Güncelleme Tarihi:
Yaklaşık bir yıl önce Yunanlı oyuncu Yorgo Seitaridi ile evlenip Yunanistan’a yerleşen Tuğçe Kazaz, Gizia firmasının yeni reklam kampanyası için geçtiğimiz gün İstanbul’a geldi. Kelebek’e verdiği özel röportajda artık kocasının soyadını taşıdığını söyleyen ünlü manken, "Adımın Tuğçe Seitaridi olarak kullanılmasını istiyorum. Ben bir Anadolu kadınıyım, neden eşimin soyadını almayayım?" dedi.
Bir yıl önce kendinize farklı bir hayat seçtiniz, seçimleriniz yüzünden eleştirildiniz. Gizia kampanyasının böyle bir döneme denk gelmesiyle ilgili neler söyleyeceksiniz?
- Biz Kerem Fildişi ile uzun yıllardır çalışıyoruz. Gizia onun devamında gelen bir iş. Tesadüf eseri de benim evlenmemden kısa süre sonra böyle bir proje doğdu. Bu firmada model olduğumu hissediyorum, çünkü bir kebapçı açılışında bunu hissedemezsin. Ben 6 yıldır modelim, Türkiye’de çok az iş yaptım. Bir Cengiz Abazoğlu defilesi vardır, birkaç da kampanya. Ama bar, kebapçı açılışı işleri olmadı.
Yunan modacıların defilesine çıkmayınca, Iasonos Triantofilis Gazetesi’nin yazarı Efta Ksias’ın eleştirilerine hedef oldunuz. Ksias, sizin Milano Fashion Week’te büyük sükse yaptığınız, Yunanistan Moda Haftası’nda ise yer almak istemediğiniz ve hatta bu konuda küçümser bir tavır sergilediğinizi yazmış.
- Küçümser bir tavır yok aslında... Yunanistan moda haftasını küçümsemedim, ama oradaki modellerin emeklerinin karşılığını aldığını düşünmüyorum. Benim kalitemdeki bir modelin defile başına 200 euro’yu kabul etmesi söz konusu değildi. O yüzden tek bir modacıyla anlaştım geçen sene ve sadece onun defilesine çıktım. Emek var bu işlerde, "Alın bizi, nasıl kullanırsanız kullanın" diyemem.
Bir dönem özel defileler çok gündemdeydi, siz hiç özel defilelere çıkıyor musunuz? - Sadece kocama özel defile yapıyorum! (Gülüyor)
Bir model olarak giyimin çok eleştiriliyor.
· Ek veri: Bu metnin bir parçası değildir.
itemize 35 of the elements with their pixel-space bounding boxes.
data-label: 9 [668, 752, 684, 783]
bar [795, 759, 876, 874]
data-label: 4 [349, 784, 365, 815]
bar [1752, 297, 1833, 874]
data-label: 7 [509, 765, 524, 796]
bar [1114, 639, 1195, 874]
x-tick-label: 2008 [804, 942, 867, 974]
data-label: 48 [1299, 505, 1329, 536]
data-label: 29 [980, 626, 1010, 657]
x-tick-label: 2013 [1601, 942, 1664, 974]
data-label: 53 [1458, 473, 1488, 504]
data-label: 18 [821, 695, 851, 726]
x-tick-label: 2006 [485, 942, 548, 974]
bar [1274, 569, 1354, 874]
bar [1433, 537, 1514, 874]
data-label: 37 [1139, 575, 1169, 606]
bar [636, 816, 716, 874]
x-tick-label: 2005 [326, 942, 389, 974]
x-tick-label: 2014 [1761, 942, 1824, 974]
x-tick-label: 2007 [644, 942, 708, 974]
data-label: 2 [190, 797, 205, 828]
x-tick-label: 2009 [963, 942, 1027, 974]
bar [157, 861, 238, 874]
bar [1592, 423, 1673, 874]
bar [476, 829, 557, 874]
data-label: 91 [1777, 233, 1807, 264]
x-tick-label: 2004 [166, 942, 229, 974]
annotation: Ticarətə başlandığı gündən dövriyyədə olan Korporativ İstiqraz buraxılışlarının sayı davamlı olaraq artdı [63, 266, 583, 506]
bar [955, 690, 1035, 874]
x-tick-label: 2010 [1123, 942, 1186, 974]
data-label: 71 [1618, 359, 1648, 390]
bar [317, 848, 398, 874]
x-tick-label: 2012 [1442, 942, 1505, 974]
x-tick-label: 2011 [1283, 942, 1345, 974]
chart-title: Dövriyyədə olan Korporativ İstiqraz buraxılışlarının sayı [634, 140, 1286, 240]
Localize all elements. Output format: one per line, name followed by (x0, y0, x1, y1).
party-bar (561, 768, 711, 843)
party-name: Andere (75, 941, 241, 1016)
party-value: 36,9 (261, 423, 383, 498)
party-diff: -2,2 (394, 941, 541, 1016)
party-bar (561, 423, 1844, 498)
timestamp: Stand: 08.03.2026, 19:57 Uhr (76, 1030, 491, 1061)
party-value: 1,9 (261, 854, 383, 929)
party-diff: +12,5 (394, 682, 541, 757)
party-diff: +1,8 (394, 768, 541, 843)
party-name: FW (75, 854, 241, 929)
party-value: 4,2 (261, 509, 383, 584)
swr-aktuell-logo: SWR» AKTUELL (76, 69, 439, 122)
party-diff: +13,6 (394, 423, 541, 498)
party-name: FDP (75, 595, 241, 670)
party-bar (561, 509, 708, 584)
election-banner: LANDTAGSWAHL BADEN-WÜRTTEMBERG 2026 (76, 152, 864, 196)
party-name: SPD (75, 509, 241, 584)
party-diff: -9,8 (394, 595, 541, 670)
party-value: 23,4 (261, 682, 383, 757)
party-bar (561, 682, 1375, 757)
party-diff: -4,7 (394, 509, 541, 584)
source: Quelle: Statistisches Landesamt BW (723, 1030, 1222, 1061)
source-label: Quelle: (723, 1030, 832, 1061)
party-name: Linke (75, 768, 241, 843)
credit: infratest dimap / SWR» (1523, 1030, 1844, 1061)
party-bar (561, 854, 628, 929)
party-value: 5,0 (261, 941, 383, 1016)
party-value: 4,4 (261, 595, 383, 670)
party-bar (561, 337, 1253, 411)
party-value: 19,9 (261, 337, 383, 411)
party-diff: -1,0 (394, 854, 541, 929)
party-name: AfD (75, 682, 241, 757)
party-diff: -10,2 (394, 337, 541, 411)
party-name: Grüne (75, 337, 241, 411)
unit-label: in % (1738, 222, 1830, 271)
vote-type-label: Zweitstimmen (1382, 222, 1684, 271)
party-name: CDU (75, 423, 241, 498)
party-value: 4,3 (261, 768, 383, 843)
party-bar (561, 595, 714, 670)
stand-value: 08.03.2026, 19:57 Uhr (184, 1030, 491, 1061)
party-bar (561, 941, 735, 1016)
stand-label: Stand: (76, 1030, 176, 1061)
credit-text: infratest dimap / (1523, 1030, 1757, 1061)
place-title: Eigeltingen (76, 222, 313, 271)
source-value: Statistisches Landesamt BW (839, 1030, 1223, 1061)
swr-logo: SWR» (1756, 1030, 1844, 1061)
Sen ne düşünüyorsun bu konuda?
- Kıyafet dediğimiz şey, üzerini kapatmak, seni soğuktan korumak amaçlı bir şey sadece. Renkleri seversin ve giyersin, o kadar.
Önce vaftiz edildinizdı, sonra kilise nikáhınız oldu. Ardından "Yorgo benim dinim, vatanım" dediniz... Sürekli din konusuyla gündemdesiniz yani...
- Ben hiçbir zaman düşüncelerini değiştiren biri olmadım. Büyüdükçe düşüncelerin de değişiyor, ama ben hiçbir zaman temelimi değiştirmiyorum. Kocama karşı hislerim de hálá aynı.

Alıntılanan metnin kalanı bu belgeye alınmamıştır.